From overnight, the old "Willo" is out heartless. In the case of the Museum of Natural Sciences North Carolina, the remains of this Thescelosaurus (a small herbivorous dinosaur that inhabited the Earth at the end of the Cretaceous period) are advertised as possessing valuable fossilized heart, who once made headlines and surprised paleontologists because it contained some contradictory information.

Ten years later, another team of scientists from North Carolina has used new techniques of high-resolution scanning to discover where they believed detect an old heart, there is but not compacted sand and organic debris. The authors of the study, published in the journal Naturwissenschaften in March (see reference) used high-resolution tomography, electron microscopy and X-ray spectroscopy to analyze the wreckage and find out for sure.

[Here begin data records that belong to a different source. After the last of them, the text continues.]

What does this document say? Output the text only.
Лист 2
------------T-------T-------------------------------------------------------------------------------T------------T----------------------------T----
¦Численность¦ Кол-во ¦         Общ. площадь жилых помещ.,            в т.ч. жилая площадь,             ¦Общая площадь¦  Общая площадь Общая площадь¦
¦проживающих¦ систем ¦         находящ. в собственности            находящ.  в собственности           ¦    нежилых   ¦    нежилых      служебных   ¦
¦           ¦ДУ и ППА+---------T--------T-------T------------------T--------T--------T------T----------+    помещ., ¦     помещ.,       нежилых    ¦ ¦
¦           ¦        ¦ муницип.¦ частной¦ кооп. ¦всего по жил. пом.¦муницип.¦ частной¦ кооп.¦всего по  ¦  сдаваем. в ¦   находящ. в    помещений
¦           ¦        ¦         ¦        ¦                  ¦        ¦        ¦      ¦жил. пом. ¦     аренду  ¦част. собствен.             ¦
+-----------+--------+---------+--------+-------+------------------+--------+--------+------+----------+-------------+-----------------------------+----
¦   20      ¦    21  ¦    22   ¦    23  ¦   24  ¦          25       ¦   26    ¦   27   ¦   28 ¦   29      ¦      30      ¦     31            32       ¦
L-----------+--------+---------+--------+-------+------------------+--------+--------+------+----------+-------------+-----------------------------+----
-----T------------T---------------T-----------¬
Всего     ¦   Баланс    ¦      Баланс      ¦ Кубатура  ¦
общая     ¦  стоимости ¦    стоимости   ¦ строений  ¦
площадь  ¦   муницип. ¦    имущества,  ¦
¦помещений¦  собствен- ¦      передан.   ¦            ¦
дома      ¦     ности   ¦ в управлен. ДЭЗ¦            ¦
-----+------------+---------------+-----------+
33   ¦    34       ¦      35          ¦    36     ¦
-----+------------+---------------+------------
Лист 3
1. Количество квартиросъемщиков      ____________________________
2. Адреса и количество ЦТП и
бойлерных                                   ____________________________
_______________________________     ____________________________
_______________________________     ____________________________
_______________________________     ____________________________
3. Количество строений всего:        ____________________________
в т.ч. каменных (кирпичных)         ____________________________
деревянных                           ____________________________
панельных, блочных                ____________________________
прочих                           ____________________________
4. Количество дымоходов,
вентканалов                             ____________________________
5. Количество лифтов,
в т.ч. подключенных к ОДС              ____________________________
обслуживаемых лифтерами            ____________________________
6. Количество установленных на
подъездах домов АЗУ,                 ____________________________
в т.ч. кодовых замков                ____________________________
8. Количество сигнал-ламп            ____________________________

"Not the most detailed examinations of the morphology and orientation of the rib cage, and microstructural studies," says the paper, "support the hypothesis that the structure is a heart." "Microstructural analysis of a fragment taken from the 'heart' was compacted sand grains," they add, "and not detected chemical cues that indicate a biological origin."

Among the remains of sand, however, seem to have retained some microstructures that may contain cellular debris. The next study will focus on making these small remnants, which can provide some information about the animal. There is a heart but as a paleontologist would like making jokes, better than nothing.